Just as the topic says, is there any method that I could do full load test on a hailo8 chip? And get the power comsumption as well as the cpu usage.
User guide of the integration tool posted on developer zone leads to this community. Does any one has a real user guide for integration tool ver 1.18.0?
The Hailo Integration Tool can be used to test a system before deploying it. This will allow you to test the hardware to the limits.
If you want to test more realistic uses cases without running applications you can use the HailoRT CLI tools.
hailortcli run model.hef //for single model
hailortcli run2 set-net model.hef //for multiple models
There are many options to measure power, temperature, set framerates and batch-sizes. Use --help
.
To measure power, you must use Hailo hardware equipped with a power monitoring device. This can be tested by executing the following command:
hailortcli fw-control identify --extended
You should get something like this:
...
Product Name: HAILO-8 AI ACCELERATOR M.2 M KEY MODULE
...
Device supported features: Current Monitoring, PCIE
...
Note: Current monitoring is optional and may not be available on your hardware.
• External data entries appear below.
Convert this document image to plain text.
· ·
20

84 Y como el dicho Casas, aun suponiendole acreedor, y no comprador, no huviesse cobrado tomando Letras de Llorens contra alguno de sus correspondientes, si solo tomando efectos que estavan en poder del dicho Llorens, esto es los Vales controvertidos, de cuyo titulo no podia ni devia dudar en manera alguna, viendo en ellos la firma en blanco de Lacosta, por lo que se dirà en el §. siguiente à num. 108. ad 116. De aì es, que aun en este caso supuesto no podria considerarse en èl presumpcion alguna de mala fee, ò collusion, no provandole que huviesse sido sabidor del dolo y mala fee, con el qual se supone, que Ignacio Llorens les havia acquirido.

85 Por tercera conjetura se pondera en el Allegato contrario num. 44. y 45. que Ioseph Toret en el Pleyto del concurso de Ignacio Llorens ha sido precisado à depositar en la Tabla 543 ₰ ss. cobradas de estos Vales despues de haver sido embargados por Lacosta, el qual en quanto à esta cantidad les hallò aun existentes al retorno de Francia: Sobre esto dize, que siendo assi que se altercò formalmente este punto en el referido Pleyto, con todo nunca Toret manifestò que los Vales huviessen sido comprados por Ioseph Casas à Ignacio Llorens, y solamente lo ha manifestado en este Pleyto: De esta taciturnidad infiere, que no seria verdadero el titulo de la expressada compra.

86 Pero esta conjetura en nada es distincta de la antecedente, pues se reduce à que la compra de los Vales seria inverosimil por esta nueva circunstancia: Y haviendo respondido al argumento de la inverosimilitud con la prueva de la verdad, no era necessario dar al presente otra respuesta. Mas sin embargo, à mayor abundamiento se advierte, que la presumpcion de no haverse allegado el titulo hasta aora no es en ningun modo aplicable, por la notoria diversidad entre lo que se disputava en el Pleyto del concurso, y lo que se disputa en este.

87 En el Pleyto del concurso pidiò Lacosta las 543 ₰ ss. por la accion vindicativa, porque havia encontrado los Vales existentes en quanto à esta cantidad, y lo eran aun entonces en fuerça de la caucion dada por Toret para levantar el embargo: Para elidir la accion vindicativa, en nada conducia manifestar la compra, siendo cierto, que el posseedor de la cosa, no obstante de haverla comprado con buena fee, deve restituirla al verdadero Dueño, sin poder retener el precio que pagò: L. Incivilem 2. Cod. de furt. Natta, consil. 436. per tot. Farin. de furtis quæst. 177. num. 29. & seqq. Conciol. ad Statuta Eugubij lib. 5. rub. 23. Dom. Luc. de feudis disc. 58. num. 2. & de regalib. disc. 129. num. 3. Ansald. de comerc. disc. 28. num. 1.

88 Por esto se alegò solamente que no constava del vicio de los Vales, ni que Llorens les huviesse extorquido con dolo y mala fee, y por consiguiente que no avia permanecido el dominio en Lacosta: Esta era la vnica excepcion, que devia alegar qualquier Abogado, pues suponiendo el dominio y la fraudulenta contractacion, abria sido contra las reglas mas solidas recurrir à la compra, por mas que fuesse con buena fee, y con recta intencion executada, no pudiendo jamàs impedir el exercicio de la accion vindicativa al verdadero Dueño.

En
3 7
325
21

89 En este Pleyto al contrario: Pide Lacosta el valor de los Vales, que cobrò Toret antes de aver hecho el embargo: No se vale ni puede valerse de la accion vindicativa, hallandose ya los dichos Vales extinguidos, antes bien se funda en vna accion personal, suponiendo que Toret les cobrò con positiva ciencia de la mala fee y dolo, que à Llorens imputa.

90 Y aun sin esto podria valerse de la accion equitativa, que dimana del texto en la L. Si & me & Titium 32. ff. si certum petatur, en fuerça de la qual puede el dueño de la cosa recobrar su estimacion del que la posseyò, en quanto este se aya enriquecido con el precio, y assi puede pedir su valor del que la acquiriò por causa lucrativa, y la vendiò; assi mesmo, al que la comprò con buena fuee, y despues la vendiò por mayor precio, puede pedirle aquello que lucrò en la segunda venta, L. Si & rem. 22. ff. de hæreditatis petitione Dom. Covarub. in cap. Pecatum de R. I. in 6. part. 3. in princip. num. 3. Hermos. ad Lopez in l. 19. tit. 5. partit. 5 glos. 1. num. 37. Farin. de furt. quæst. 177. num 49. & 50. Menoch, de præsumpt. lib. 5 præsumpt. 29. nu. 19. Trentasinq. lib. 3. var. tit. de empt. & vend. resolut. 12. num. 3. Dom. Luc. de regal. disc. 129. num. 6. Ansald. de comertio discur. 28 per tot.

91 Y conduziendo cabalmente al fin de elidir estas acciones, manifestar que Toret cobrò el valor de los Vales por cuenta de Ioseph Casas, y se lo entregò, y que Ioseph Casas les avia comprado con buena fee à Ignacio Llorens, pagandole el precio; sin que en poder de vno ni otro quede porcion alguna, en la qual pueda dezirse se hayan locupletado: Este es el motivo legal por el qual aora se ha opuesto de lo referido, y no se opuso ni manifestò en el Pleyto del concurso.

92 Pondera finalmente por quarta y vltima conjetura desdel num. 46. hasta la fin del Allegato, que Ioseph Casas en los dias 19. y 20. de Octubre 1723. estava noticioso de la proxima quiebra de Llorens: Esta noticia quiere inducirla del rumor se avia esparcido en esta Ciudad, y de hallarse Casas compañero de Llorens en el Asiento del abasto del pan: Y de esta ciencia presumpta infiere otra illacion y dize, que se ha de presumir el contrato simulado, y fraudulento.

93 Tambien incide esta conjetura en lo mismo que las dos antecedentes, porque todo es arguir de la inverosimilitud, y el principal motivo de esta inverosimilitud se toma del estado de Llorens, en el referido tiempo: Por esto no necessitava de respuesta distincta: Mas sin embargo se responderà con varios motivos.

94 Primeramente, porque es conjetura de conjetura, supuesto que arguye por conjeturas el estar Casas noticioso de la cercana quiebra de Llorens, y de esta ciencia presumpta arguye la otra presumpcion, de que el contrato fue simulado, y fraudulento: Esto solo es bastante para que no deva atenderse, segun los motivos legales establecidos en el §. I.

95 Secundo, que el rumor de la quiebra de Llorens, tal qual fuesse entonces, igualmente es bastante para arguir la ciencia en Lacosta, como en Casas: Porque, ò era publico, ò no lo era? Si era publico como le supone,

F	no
CPU usage is quite independent of the Hailo-8 hardware utilization. It largely depends on the model and its usage, for example, the extent of pre- and post-processing required. Therefore, you will need to conduct tests with your specific application and the models you plan to use.
See PM.
What should I do to make sure that the resources in the chip is 100% utilized when I’m doing stress_test base on integration tool? And it seems that the parameter “expected_fps” is not a constraint of the test, because even if the input is much more higher than the model can reach, the test will still pass.
Is there any thing I could do to see the fps and the tempraure at the same time? To check the if the performance of the device could stay great under a long-term and high temperature condition.
This is an unrealistic scenario. Neural networks can not make use of 100% of the hardware resources. The integration tool comes with some specifically designed HEFs to test the limits.
The thermal test is designed to generate a report containing the necessary data, including a graph that illustrates the maximum ambient temperature at which you can operate a neural network with a specific power.
And it was saying on the official website that the hailo8 chip could reach at most 26 TOPS. But most of the models I saw on
hailo_model_zoo/docs/public_models/HAILO8 at master · hailo-ai/hailo_model_zoo · GitHub
are less than 10 TOPS while running. Is this 26 TOPS are just a theoretical value or we could get to it by infering a specific model?
Both TOPS numbers can be true at the same time.
A model may use the 26 TOPS or very close to it at a specific instance in time when all compute units are active. However because every layer requires different amounts of compute they run at different FPS. Therefore layers with higher FPS will have to wait for the layer before or after. During these times the layers are inactive resulting in a lower average TOPS number.
For realistic models it is not possible to make all layers run at the exact same speed and therefore the average TOPS number will be lower than the peak TOPS number.